Ils avaient disparu.

Il senti une vague de haine l'envahir. Sa mâchoire se serra. Son corps se tendit. De lourdes larmes de rage et de désespoir lui échappèrent.

Endeavor. Endeavor les avait tués.

Un cri d'agonie résonna dans la pièce, déchirant ses cordes vocales. Il se mit à pleurer, bruyamment, attrapant la couverture du lit dans lequel il se trouvait entre ses doigts. Il allait payer. Endeavor avait tué ses parents. Il avait fui, comme un lâche. Et le garçon lui ferait payer.

Des bras s'enroulèrent autour de lui, le faisant se coller contre le corps de la personne à son chevet. Par reflexe, il se blottit contre celle-ci, libérant la literie pour attraper sa chemise, se laissant aller à ses pleurs. Une main passa dans ses cheveux pour les caresser avec délicatesse, dans le but de le rassurer. Une agréable chaleur, encore infime, se propagea en lui, contrastant avec le feu de sa rage.


« Shht... On est de ton côté. On t'aidera à te venger de cette enflure. Je te le promets...Kuklya. »



*



« Prévenez les héros ! On a un problème, ici !

- Un patient a été assassiné dans sa chambre ! Il ne respire plus ! Et l'électrocardiogramme est...

- Poignardé ! Il a été poignardé ! »


Le personnel infirmier s'affairait, telles des fourmis au sein d'une colonie, dans la chambre d'un vilain hospitalisé depuis maintenant plusieurs jours. Un garçon d'à peine une vingtaine d'année aux cheveux blancs qui avait été retrouvé mort, dans son lit, par une infirmière qui passait vérifier son état. La personne à l'origine du meurtre avait attendu que le héros en charge de le surveiller s'absente le temps de quelques minutes afin de passer à l'action, réduisant le garçon au silence à tout jamais. De son torse s'écoulait son sang, encore chaud, tachant le lit dans lequel il reposait, sans vie.

Jamais l'envie de divulguer la moindre information quant à la Ligue des Vilains ne lui traverserait l'esprit.

Voilà ce qu'il en coûtait de trahir cette organisation, de s'opposer à elle.

Sa mission accomplie, Himiko Toga, revêtant l'apparence de l'une des médecins, sortait de l'hôpital, un large sourire aux lèvres. Tout le monde était bien trop en proie à la panique pour lui accorder la moindre attention.

Elle attendit de s'être suffisamment éloigné de l'établissement pour retrouver son apparence initiale, inhalant longuement, visiblement ravie. Elle venait de tuer l'un de ses anciens camarades sans sourciller.

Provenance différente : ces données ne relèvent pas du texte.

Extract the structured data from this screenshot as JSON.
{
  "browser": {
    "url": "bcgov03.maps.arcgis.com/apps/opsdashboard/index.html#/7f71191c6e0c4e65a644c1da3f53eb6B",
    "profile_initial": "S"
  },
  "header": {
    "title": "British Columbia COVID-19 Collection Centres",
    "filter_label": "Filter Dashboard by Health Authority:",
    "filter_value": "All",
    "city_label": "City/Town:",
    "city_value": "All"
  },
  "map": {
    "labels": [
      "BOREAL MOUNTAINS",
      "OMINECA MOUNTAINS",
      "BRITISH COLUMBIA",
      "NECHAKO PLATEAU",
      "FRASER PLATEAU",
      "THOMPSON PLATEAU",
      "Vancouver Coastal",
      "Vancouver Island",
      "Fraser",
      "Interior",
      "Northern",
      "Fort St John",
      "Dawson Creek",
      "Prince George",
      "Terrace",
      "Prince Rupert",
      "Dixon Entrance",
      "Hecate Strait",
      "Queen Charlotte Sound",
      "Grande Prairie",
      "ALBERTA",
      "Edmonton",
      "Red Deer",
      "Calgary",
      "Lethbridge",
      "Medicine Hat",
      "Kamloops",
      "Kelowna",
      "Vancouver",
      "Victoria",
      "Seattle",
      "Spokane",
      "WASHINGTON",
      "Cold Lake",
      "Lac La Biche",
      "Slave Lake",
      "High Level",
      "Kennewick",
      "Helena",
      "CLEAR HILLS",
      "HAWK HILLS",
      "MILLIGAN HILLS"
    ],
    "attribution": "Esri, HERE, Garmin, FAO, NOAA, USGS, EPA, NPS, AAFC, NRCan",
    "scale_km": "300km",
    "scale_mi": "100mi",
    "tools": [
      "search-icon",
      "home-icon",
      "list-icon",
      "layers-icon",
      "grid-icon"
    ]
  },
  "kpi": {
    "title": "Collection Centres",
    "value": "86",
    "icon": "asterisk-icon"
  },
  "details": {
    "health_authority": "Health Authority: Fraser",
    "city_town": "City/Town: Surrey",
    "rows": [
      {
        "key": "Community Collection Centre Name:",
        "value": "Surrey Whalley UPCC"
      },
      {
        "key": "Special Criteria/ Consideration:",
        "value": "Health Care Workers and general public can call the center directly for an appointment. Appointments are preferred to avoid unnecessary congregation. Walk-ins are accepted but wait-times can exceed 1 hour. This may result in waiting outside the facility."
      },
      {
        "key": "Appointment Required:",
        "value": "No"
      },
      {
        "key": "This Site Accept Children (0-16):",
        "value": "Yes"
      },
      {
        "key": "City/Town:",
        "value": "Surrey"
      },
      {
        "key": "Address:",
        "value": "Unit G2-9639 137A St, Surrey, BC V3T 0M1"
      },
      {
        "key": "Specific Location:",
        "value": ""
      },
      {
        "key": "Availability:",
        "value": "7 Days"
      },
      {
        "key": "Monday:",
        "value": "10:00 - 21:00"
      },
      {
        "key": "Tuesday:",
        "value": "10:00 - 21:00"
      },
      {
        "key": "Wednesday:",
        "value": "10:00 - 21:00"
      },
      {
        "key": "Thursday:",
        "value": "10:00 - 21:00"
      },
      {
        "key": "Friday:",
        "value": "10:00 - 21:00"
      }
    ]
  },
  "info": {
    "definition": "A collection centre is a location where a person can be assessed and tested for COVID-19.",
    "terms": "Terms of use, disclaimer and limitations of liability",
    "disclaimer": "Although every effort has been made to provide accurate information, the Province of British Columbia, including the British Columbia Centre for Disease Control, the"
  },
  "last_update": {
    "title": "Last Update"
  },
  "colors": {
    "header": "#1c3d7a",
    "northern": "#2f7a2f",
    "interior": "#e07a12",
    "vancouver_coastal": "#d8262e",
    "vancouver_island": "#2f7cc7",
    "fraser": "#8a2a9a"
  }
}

C'était une sensation étrangement agréable ! Rien que d'y penser, elle en frissonnait !

Elle se tourna une dernière fois vers le grand bâtiment blanc, et laissa son sourire s'élargir. Adressant un dernier adieu tacite à son ancien ami, elle fit volte-face et se remit directement en route, sautillant, pressée d'annoncer la nouvelle aux autres membres.

Les fils du pantin usagé avaient été coupé.

La fin de son service était arrivée.

Il était enfin temps pour lui de se reposer.